Late to the party is a new feature for those times when we start playing a videogame that has already been out for around half a year, or when we get into a TV series that is now in its second or third series.
To start things off I’ll be looking at Bayonetta 2. I actually got the game when it launched on the Wii U during the second half of 2014 as part of a double pack that included the port of the original Bayonetta for the Wii U. The first game was one that I never got round to playing, although I do recall giving the demo a go. At the time however this style of third person beat’em up was not something that appealed to me, nor was it a genre that I was particularly good at. However since then I have played a couple of games that are similar such as Killer Is Dead and Remember Me, although these are noticeably different to Bayonetta, they helped train me in the logic of this type of game.
So when the demo for Bayonetta 2 become available, and being intrigued by Nintendo’s determination to keep this series alive and to bring it to the Wii U, I gave it a go. I was not surprised by the fact that during my first playthrough of the demo I did particularly poorly, gaining only a stone award (Bayonetta grades performance by stone, bronze, silver, gold, and platinum). But after a couple of more times I ended up with gold overall, and more importantly I was enjoying the combat it offered, which was completed by the over the top everything that really only Japanese developers know to provide.
I therefore had no reservations in ordering the double pack that contained both games and played the first Bayonetta as soon as it arrived. Bayonetta is a challenging game, but ultimately fair, and most people who pick up the game should be able to reach the end, although with a lower score. I enjoyed my time with it and easily understood why those who had finished the game rate it so highly. However I did not follow this immediately by playing the sequel, and since having started Bayonetta 2 (hence this article) I stand by that decision. The only fault (if it can be called that) is that it is very similar to its predecessor.
Then again the first Bayonetta got so much right, why change it. Bayonetta 2 is an exercise in polish and only improving upon areas where it is worthwhile to do so. The main area where this so far seems to be apparent is with the difficulty. Bayonetta 2 is an easier game, but the challenge is still there, and as the combat has been slightly improved, such as with the inclusion of Umbran Climax, the experience is more enjoyable.
In addition the visuals are stunning, proving just what the Wii U is capable of despite being less powerful than the Xbox One and PS4. It also delivers smooth gameplay at 60fps (although this isn’t fixed) which helps to enable the fast action that takes place. There were many people who complained when it was revealed that Bayonetta 2 was to be a Wii U exclusive, but the game seems to have benefited from being so. But because it was in development prior to Sega no longer wanting to publish the game and Nintendo stepping in the additional features that the GamePad can provide aren’t utilised much. That is not to say that it doesn’t take advantage of the GamePad, but it almost exclusively restricted to acting as an off screen display, and the touch screen controls aren’t much of a talking point, although they are perfectly functional and could provide a more welcoming experience to some.

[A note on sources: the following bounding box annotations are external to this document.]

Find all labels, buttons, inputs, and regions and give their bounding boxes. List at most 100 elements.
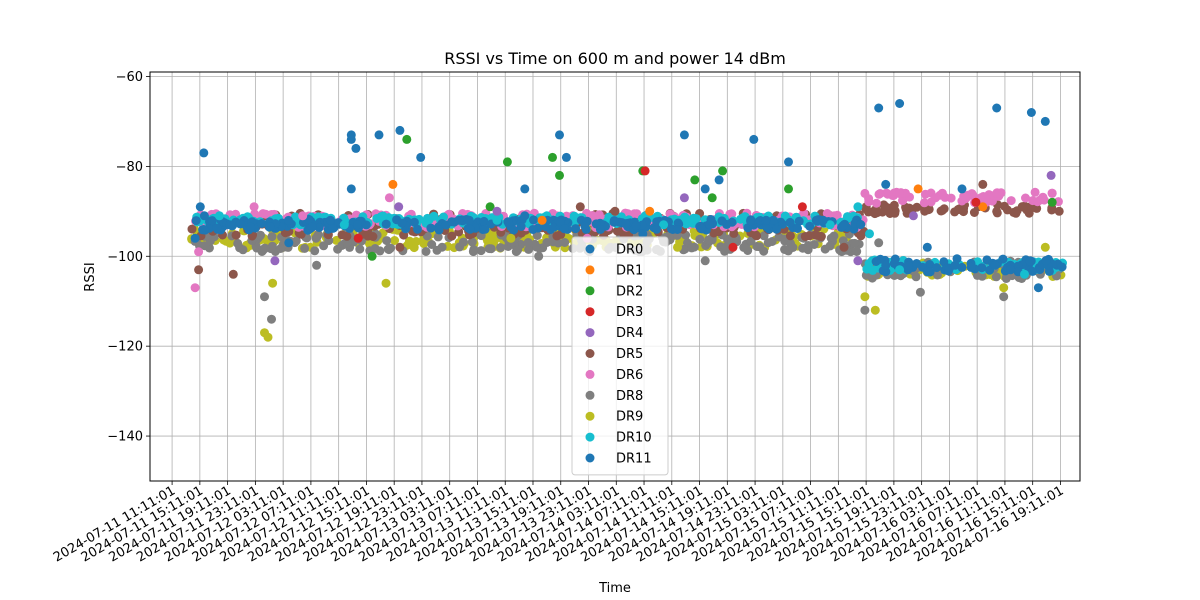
point-dr0 bbox=[811, 215, 821, 225]
point-dr11 bbox=[346, 134, 356, 144]
cloud-point bbox=[233, 238, 243, 248]
point-dr4 bbox=[908, 211, 918, 221]
point-dr5 bbox=[395, 242, 405, 252]
point-dr9 bbox=[506, 233, 516, 243]
cloud-point bbox=[673, 218, 683, 228]
point-dr11 bbox=[749, 134, 759, 144]
point-dr2 bbox=[367, 251, 377, 261]
cloud-point bbox=[378, 211, 388, 221]
cloud-point bbox=[314, 223, 324, 232]
point-dr11 bbox=[561, 152, 571, 162]
cloud-point bbox=[516, 228, 526, 238]
point-dr1 bbox=[978, 202, 988, 212]
cloud-point bbox=[207, 216, 217, 226]
cloud-point bbox=[246, 222, 256, 232]
cloud-point bbox=[992, 208, 1002, 218]
cloud-point bbox=[355, 244, 365, 254]
cloud-point bbox=[755, 242, 765, 252]
cloud-point bbox=[504, 218, 514, 228]
point-dr8 bbox=[260, 292, 269, 302]
cloud-point bbox=[761, 215, 771, 225]
cloud-point bbox=[903, 261, 913, 270]
cloud-point bbox=[912, 259, 922, 268]
cloud-point bbox=[467, 237, 477, 247]
cloud-point bbox=[187, 224, 197, 234]
legend-label-dr0: DR0 bbox=[616, 243, 643, 258]
legend-label-dr11: DR11 bbox=[616, 452, 652, 467]
cloud-point bbox=[768, 215, 778, 225]
legend-label-dr5: DR5 bbox=[616, 347, 643, 362]
cloud-point bbox=[353, 220, 362, 230]
point-dr10 bbox=[492, 215, 502, 225]
point-dr2 bbox=[707, 193, 717, 203]
point-dr11 bbox=[374, 130, 384, 140]
point-dr2 bbox=[485, 202, 495, 212]
cloud-point bbox=[805, 221, 815, 231]
point-dr9 bbox=[860, 292, 870, 302]
point-dr8 bbox=[915, 287, 925, 297]
point-dr11 bbox=[881, 179, 891, 189]
cloud-point bbox=[925, 267, 935, 277]
point-dr10 bbox=[339, 220, 349, 230]
cloud-point bbox=[772, 224, 781, 234]
point-dr11 bbox=[464, 215, 474, 225]
point-dr11 bbox=[395, 125, 405, 135]
point-dr2 bbox=[555, 170, 564, 180]
point-dr2 bbox=[402, 134, 412, 144]
point-dr11 bbox=[679, 130, 689, 140]
cloud-point bbox=[609, 216, 619, 226]
point-dr0 bbox=[454, 215, 464, 225]
cloud-point bbox=[256, 230, 265, 240]
cloud-point bbox=[409, 217, 419, 227]
x-axis-label: Time bbox=[598, 581, 631, 596]
point-dr4 bbox=[1046, 170, 1056, 180]
point-dr5 bbox=[610, 206, 620, 216]
cloud-point bbox=[871, 257, 881, 266]
legend-marker-dr9 bbox=[585, 411, 595, 421]
point-dr2 bbox=[718, 166, 728, 176]
cloud-point bbox=[904, 203, 914, 213]
cloud-point bbox=[427, 240, 437, 249]
cloud-point bbox=[785, 231, 795, 241]
cloud-point bbox=[542, 238, 552, 247]
cloud-point bbox=[850, 238, 860, 248]
data-points bbox=[190, 99, 1064, 342]
cloud-point bbox=[920, 189, 930, 199]
cloud-point bbox=[529, 215, 538, 225]
cloud-point bbox=[870, 209, 880, 219]
point-dr9 bbox=[381, 278, 391, 288]
plot-area-frame bbox=[149, 71, 1081, 482]
cloud-point bbox=[421, 247, 431, 256]
cloud-point bbox=[977, 263, 987, 273]
cloud-point bbox=[267, 243, 276, 253]
cloud-point bbox=[191, 216, 201, 226]
cloud-point bbox=[257, 219, 267, 228]
cloud-point bbox=[580, 221, 590, 231]
cloud-point bbox=[898, 196, 907, 206]
cloud-point bbox=[704, 219, 714, 229]
legend-box bbox=[571, 236, 669, 476]
point-dr0 bbox=[195, 202, 205, 212]
legend-label-dr9: DR9 bbox=[616, 410, 643, 425]
cloud-point bbox=[953, 205, 963, 214]
point-dr11 bbox=[1040, 116, 1050, 126]
cloud-point bbox=[1028, 266, 1038, 276]
cloud-point bbox=[265, 222, 275, 232]
point-dr0 bbox=[225, 220, 235, 230]
point-dr11 bbox=[714, 175, 724, 185]
cloud-point bbox=[695, 234, 705, 244]
cloud-point bbox=[480, 224, 490, 234]
cloud-point bbox=[919, 198, 929, 208]
cloud-point bbox=[631, 221, 641, 231]
point-dr11 bbox=[555, 130, 564, 140]
cloud-point bbox=[684, 217, 693, 227]
point-dr0 bbox=[1006, 265, 1016, 275]
y-tick-label: −140 bbox=[107, 430, 143, 445]
cloud-point bbox=[310, 246, 320, 256]
point-dr3 bbox=[353, 233, 363, 243]
cloud-point bbox=[426, 223, 436, 233]
cloud-point bbox=[587, 211, 597, 220]
point-dr11 bbox=[784, 157, 793, 167]
cloud-point bbox=[721, 242, 731, 252]
cloud-point bbox=[312, 231, 322, 241]
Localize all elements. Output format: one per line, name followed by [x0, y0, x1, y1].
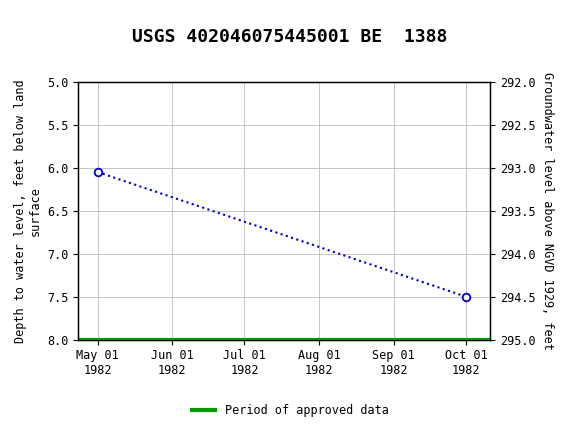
Legend: Period of approved data: Period of approved data [187, 399, 393, 422]
Y-axis label: Depth to water level, feet below land
surface: Depth to water level, feet below land su… [14, 79, 42, 343]
Y-axis label: Groundwater level above NGVD 1929, feet: Groundwater level above NGVD 1929, feet [541, 72, 554, 350]
Text: USGS 402046075445001 BE  1388: USGS 402046075445001 BE 1388 [132, 28, 448, 46]
Text: USGS: USGS [38, 11, 102, 31]
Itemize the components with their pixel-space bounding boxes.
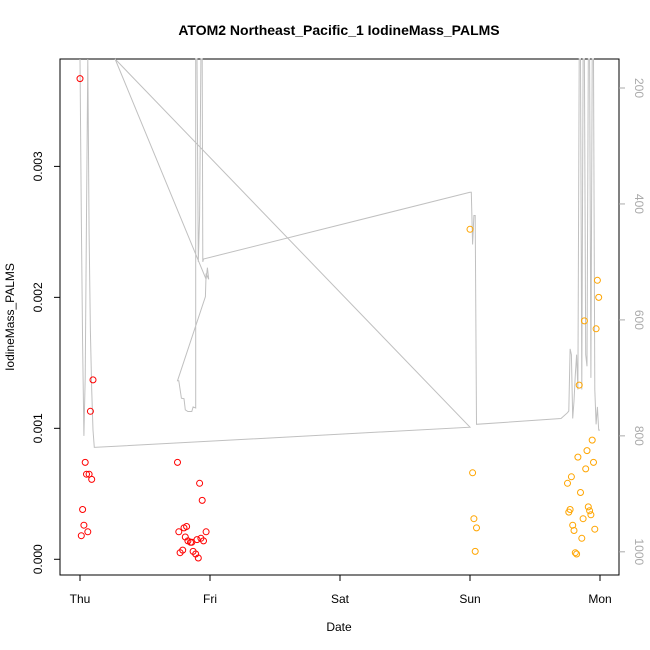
data-point xyxy=(580,317,588,325)
right-tick-label: 600 xyxy=(632,310,646,330)
data-point xyxy=(592,325,600,333)
data-point xyxy=(84,528,92,536)
altitude-series xyxy=(79,58,600,448)
data-point xyxy=(579,515,587,523)
data-point xyxy=(175,528,183,536)
data-point xyxy=(574,453,582,461)
data-point xyxy=(79,506,87,513)
data-point xyxy=(578,534,586,542)
right-tick-label: 200 xyxy=(632,78,646,98)
data-point xyxy=(83,470,90,478)
altitude-line xyxy=(79,58,600,448)
right-axis: 200 400 600 800 1000 xyxy=(619,78,646,565)
data-point xyxy=(577,489,584,496)
data-point xyxy=(570,527,578,534)
data-point xyxy=(591,525,599,533)
data-point xyxy=(88,475,96,483)
data-point xyxy=(470,515,478,523)
data-point xyxy=(587,511,595,519)
data-point xyxy=(566,506,574,513)
x-axis-label: Date xyxy=(326,620,352,634)
data-point xyxy=(174,458,181,466)
chart-title: ATOM2 Northeast_Pacific_1 IodineMass_PAL… xyxy=(178,22,499,38)
data-point xyxy=(564,479,571,487)
x-tick-label: Thu xyxy=(70,592,91,606)
data-point xyxy=(595,293,603,301)
data-point xyxy=(573,550,581,558)
right-tick-label: 400 xyxy=(632,194,646,214)
right-tick-label: 800 xyxy=(632,426,646,446)
right-tick-label: 1000 xyxy=(632,538,646,565)
data-point xyxy=(567,473,575,481)
data-point xyxy=(586,507,594,515)
x-tick-label: Sat xyxy=(331,592,350,606)
data-point xyxy=(466,225,474,233)
data-point xyxy=(571,549,579,557)
data-point xyxy=(471,547,479,555)
data-point xyxy=(193,536,201,544)
y-tick-label: 0.003 xyxy=(31,151,45,181)
data-point xyxy=(183,523,191,530)
data-point xyxy=(179,546,187,554)
data-point xyxy=(583,447,591,455)
data-point xyxy=(469,469,477,477)
y-tick-label: 0.001 xyxy=(31,413,45,443)
y-axis: 0.000 0.001 0.002 0.003 xyxy=(31,151,60,574)
x-axis: Thu Fri Sat Sun Mon xyxy=(70,574,612,606)
data-point xyxy=(198,496,206,504)
data-point xyxy=(196,479,204,487)
data-point xyxy=(89,376,97,384)
y-tick-label: 0.002 xyxy=(31,282,45,312)
data-point xyxy=(81,458,89,466)
data-point xyxy=(194,554,202,562)
data-points xyxy=(76,75,603,562)
data-point xyxy=(593,276,601,284)
data-point xyxy=(200,537,207,545)
y-axis-label: IodineMass_PALMS xyxy=(3,263,17,371)
x-tick-label: Fri xyxy=(203,592,217,606)
data-point xyxy=(86,407,94,415)
data-point xyxy=(77,532,85,540)
x-tick-label: Mon xyxy=(588,592,611,606)
plot-frame xyxy=(59,58,620,576)
data-point xyxy=(588,436,596,444)
data-point xyxy=(575,381,583,389)
data-point xyxy=(590,458,597,466)
data-point xyxy=(584,503,592,511)
data-point xyxy=(76,75,84,83)
data-point xyxy=(473,524,480,532)
data-point xyxy=(202,528,210,536)
data-point xyxy=(582,465,590,473)
data-point xyxy=(80,521,88,529)
y-tick-label: 0.000 xyxy=(31,544,45,574)
x-tick-label: Sun xyxy=(459,592,480,606)
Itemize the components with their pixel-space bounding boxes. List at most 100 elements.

Despite the similarities with the previous entry, the sequel introduces a new set Lumen enemies to dispose of. But it goes beyond this with the inclusion of demon enemies which so far have been dark and mechanical in nature. This nicely contrasts the bright and angelic style of the lumen. It’s not just the visuals that are different, as they fight in different ways and most importantly they have very different weak points; and in Bayonetta this is crucial.
Another important aspect that the sequel had to get right was the boss fights. So far these have been just as intense and impressive as before. Also the Infernal Demons that Bayonetta summons seem more detailed and interesting this time, and they now play a bigger role in some of the battles, making them more intrinsic to the experience.
Bayonetta 2 is one way to make a sequel. It doesn’t radically change from what came before, but it knows what the strengths were and simply polishes those whilst providing a new enjoyable experience. Bayonetta herself, despite a notable haircut, is just as charming and whilst some may view her actions and poses as overtly sexual, that’s kind of the point. Bayonetta is always the one in charge, and anyone who disagrees with that won’t be breathing for much longer. This confidence extends throughout the game itself and is why it is so successful. There are some who purchased a Wii U solely for this game, at first I thought that was a bit odd, but now I get it. The Wii U might be struggling, but no one can fault the high quality games it does have, and Bayonetta 2 is one of them.